Last point before I give a high level overview of how I think the fight will shake out:
Sustained workrate. Definitely a factor to keep in mind. This is what I believe could be the wild card determinant in favor of Pacquiao winning the bout by close decision. I would suggest that readers take a close look at the Mayweather vs. Castillo I and Mayweather vs. De la Hoya bouts. On output alone, De la Hoya was able to win the bout on the scorecard of one of the judges. (Remember that was a split decision bout.) Upon careful review of the tape, it was evident that most of De la Hoya’s aggression and output was not effective. However, without the benefit of repetitive review, we see that one of the judges interpreted the sustained workrate as indicative of De la Hoya controlling and thus deserving to win the bout. This last point is key. Listen, I agree that Mayweather displayed that he was the better fighter. But it doesn’t matter what you or I think. If the bout is called by the judges, these are things to keep in mind. One last example to drive this point home. Take a look at Bernard Hopkins vs. Joe Calzaghe. I agreed with the first judge with 114-113 for Hopkins. Apparently, the other two judges were impressed by Calzaghe’s pitty-pat volume. Anyone in boxing will admit to you that sometimes workrate can fool judges.

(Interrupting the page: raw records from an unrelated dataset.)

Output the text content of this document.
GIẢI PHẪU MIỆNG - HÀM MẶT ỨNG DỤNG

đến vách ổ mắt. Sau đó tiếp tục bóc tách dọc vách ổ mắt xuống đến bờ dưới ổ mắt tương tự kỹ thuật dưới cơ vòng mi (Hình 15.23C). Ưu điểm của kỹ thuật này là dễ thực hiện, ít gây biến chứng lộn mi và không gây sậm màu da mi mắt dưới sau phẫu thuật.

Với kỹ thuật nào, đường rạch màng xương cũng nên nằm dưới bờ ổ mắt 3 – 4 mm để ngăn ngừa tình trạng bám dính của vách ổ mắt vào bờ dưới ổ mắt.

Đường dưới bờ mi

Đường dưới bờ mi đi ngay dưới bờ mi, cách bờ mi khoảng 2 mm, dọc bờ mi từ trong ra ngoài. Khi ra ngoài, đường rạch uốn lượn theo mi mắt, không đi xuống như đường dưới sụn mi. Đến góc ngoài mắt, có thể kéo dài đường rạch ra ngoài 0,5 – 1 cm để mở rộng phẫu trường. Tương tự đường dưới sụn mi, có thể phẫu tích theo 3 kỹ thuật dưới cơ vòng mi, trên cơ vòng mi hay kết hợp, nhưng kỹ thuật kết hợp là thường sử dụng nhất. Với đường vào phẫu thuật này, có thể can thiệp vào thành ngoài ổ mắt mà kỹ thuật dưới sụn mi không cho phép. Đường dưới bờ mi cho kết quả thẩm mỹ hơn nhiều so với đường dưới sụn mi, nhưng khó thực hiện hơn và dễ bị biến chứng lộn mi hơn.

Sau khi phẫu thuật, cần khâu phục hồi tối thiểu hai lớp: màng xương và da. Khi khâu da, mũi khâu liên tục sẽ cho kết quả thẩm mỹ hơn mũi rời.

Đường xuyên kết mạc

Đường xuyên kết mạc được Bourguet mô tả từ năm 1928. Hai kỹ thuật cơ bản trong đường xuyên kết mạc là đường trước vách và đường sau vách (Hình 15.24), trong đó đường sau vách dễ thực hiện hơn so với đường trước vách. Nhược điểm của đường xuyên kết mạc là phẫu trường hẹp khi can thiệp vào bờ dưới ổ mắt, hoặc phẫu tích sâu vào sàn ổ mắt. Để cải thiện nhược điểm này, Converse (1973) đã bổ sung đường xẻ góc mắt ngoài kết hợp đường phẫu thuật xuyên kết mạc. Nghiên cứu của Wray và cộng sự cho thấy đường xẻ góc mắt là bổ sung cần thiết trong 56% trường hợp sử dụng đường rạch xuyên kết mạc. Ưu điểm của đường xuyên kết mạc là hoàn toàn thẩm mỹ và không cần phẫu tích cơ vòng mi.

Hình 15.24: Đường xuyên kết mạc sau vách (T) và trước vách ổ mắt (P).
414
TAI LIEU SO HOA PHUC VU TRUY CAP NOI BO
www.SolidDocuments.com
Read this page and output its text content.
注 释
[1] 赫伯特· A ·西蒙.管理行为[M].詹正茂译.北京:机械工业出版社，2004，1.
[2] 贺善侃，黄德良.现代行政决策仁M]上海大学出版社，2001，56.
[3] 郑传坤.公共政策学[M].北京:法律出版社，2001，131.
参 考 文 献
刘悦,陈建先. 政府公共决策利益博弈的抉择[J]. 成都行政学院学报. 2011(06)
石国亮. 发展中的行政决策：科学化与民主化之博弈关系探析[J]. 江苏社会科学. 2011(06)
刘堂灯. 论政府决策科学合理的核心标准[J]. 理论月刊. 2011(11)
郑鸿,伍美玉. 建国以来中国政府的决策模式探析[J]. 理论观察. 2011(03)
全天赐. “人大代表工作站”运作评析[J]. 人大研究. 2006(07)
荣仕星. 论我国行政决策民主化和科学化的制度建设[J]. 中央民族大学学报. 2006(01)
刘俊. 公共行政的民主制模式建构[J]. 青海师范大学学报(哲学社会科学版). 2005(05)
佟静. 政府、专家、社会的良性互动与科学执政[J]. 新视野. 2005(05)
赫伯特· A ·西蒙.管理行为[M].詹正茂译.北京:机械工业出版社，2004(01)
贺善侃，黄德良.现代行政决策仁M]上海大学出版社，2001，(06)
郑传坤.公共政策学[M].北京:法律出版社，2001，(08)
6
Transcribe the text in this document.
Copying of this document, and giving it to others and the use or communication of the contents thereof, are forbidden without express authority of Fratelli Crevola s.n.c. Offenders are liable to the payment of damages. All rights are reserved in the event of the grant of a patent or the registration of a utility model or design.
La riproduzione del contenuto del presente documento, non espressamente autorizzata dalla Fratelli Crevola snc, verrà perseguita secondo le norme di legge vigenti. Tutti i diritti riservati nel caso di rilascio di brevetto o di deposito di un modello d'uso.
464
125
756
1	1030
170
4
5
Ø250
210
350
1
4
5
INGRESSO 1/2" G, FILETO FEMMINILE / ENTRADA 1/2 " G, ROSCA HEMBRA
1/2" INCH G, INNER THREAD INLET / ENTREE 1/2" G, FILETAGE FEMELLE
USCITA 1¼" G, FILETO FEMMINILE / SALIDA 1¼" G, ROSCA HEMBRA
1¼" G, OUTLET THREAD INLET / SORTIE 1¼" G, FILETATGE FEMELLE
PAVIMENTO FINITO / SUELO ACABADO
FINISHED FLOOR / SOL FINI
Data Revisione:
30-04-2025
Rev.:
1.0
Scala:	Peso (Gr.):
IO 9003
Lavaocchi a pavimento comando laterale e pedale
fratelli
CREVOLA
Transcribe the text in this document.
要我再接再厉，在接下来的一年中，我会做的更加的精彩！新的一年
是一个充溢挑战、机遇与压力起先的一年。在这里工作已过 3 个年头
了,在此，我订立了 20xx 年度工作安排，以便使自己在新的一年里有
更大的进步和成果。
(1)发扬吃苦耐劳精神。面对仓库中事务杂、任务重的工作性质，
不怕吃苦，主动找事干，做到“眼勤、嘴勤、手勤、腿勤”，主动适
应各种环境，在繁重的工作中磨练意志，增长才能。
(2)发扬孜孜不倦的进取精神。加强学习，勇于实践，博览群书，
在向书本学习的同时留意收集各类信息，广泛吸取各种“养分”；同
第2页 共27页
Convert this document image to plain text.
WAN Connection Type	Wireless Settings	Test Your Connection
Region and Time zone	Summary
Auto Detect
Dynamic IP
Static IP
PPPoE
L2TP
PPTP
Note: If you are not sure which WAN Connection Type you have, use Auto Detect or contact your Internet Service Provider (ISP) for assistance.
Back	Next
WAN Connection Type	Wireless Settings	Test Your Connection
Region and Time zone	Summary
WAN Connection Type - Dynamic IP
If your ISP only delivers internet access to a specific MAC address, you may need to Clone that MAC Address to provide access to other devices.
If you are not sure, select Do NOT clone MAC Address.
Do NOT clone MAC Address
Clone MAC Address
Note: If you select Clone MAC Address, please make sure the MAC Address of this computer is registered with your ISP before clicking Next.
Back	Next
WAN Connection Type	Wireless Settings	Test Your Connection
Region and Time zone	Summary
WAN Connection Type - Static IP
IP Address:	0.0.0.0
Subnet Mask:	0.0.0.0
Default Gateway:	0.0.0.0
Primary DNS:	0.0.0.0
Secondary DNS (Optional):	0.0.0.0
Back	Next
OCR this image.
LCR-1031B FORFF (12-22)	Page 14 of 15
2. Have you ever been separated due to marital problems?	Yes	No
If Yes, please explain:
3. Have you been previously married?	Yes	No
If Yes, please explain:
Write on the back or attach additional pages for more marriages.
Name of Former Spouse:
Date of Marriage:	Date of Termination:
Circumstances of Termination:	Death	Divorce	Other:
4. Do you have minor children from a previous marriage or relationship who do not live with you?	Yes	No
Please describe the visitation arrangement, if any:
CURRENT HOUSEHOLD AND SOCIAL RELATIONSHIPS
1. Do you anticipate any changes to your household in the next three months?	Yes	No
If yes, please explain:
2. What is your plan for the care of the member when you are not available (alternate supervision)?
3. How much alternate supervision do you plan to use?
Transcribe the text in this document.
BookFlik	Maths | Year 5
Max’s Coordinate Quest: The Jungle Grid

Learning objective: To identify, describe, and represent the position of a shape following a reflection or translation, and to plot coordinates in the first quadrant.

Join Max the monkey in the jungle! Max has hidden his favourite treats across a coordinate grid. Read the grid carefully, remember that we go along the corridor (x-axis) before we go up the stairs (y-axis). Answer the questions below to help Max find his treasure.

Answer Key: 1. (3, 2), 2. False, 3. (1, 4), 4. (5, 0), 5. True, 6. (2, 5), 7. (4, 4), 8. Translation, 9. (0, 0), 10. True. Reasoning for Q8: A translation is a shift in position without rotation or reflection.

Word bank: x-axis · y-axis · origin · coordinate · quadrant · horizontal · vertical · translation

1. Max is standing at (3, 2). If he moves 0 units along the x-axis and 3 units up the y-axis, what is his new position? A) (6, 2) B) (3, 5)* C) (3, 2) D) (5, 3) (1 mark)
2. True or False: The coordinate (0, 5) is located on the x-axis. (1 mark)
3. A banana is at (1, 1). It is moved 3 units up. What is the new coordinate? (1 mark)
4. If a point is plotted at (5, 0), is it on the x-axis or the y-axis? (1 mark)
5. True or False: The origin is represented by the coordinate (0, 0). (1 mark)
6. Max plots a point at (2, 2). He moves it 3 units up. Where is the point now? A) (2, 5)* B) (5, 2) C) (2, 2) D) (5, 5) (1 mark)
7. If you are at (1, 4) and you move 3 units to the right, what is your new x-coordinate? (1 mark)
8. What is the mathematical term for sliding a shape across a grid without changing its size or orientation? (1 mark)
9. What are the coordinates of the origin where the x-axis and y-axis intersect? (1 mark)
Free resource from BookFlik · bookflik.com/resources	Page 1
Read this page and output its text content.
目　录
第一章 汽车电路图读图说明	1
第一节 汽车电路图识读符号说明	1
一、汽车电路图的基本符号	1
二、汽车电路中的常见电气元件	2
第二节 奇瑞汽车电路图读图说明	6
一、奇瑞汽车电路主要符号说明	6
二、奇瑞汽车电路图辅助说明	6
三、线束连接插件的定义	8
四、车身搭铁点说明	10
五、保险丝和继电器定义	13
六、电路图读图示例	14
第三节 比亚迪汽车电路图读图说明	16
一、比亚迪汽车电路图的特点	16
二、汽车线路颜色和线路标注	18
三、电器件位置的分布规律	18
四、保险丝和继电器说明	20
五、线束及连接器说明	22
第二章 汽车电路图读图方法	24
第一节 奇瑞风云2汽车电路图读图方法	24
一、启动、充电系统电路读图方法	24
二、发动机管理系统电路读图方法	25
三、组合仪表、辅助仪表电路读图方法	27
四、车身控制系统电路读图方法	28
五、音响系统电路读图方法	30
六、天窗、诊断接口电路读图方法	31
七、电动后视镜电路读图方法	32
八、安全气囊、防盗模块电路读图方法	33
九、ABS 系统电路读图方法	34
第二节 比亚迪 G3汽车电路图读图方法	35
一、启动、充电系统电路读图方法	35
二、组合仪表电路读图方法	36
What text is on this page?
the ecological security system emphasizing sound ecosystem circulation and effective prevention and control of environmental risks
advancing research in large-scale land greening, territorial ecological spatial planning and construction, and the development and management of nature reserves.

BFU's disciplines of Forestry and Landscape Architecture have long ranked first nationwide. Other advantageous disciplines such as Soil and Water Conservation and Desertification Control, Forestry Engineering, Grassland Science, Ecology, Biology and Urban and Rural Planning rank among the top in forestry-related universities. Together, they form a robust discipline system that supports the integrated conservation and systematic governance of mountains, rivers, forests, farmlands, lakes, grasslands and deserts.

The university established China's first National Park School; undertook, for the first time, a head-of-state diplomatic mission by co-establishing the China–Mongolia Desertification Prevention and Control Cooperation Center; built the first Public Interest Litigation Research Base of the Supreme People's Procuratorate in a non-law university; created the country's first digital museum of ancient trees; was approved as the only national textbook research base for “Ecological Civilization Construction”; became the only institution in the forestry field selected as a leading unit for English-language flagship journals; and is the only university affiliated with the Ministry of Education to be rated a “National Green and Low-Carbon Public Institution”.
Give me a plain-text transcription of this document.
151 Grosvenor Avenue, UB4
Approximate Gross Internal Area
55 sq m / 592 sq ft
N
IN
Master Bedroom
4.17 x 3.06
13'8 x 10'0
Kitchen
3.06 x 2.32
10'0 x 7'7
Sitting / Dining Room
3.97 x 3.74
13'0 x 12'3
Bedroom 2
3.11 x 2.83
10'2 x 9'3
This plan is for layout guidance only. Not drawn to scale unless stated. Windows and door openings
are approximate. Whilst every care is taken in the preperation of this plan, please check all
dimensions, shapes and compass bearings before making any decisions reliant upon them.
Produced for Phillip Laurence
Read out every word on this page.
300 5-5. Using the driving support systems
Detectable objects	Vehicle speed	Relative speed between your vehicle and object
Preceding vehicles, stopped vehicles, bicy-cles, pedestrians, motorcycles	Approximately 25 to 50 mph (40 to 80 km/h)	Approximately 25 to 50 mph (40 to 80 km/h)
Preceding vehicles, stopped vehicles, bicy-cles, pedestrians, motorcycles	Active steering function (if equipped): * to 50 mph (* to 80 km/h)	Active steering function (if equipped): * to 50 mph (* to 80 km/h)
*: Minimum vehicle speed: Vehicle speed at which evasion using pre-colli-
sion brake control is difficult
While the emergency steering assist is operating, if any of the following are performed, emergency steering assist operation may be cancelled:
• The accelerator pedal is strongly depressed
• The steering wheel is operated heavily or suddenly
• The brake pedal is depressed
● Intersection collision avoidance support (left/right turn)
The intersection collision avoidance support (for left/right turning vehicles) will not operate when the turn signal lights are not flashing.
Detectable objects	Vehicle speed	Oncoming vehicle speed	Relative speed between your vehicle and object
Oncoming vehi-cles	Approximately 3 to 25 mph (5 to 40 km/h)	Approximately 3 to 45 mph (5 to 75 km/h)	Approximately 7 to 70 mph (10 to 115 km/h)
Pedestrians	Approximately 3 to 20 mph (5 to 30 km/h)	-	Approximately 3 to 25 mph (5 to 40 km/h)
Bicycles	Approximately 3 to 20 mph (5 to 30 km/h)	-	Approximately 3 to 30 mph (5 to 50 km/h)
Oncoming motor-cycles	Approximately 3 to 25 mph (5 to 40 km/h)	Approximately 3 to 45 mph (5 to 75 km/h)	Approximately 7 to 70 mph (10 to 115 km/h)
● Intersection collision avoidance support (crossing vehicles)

I think that the early rounds are key determinants of the fight outcome for Pacquiao. Floyd normally starts pretty slow (typical of most counterpunchers) as he attempts to study the angles most frequently employed by his opponent. This is the stage of the fight where Pacquiao must do something dramatic in order to pull out the victory. He either needs to get Floyd out of there before Floyd can figure him out, or put a couple of knockdowns in the bank to pile up points for the decision. It seems that Floyd normally takes about 2-3 rounds to figure out most opponents, after which those opponents can no longer find him (because Floyd has adapted to their angles). Based on the Zab Judah fight, I think that it takes Floyd an additional 1-2 rounds to adapt to lefties. Being that Pacquiao is unconventional even by southpaw standards, I’ll give him still another round before Floyd figures him out. All together, I’d say Pacquiao has 4 rounds, MAYBE 5, to get Floyd out of there or score some knockdowns. After 5 rounds, I get the sense that Floyd will figure Manny out, just as he has with all his previous opponents.
Bottom line: If it ends early or there are early knockdowns, Pacquiao is the victor. No knockdowns and it goes to a decision, I like Floyd.
How to play it:
Mind pick: Take Floyd by decision or make this a straddle play with Floyd by decision and Pacquiao by KO in 1-4
Heart pick: Pacquiao by decision
As always, the statements above are subject to the following disclaimer:
I just want to remind everyone that when I predict who is going to win a bout, I am not trying to win anyone over to my opinion or make friends. I am also not trying pass judgment against a fighter or offend anyone who may be a hardcore fan of that fighter. I am simply trying to give you an edge over the other players in the gambling field and perhaps even help you win some nice pocket change over the long-term. For this reason, I am not afraid to take underdogs or frankly express contrarian views. Please see the site legal disclaimer for further details.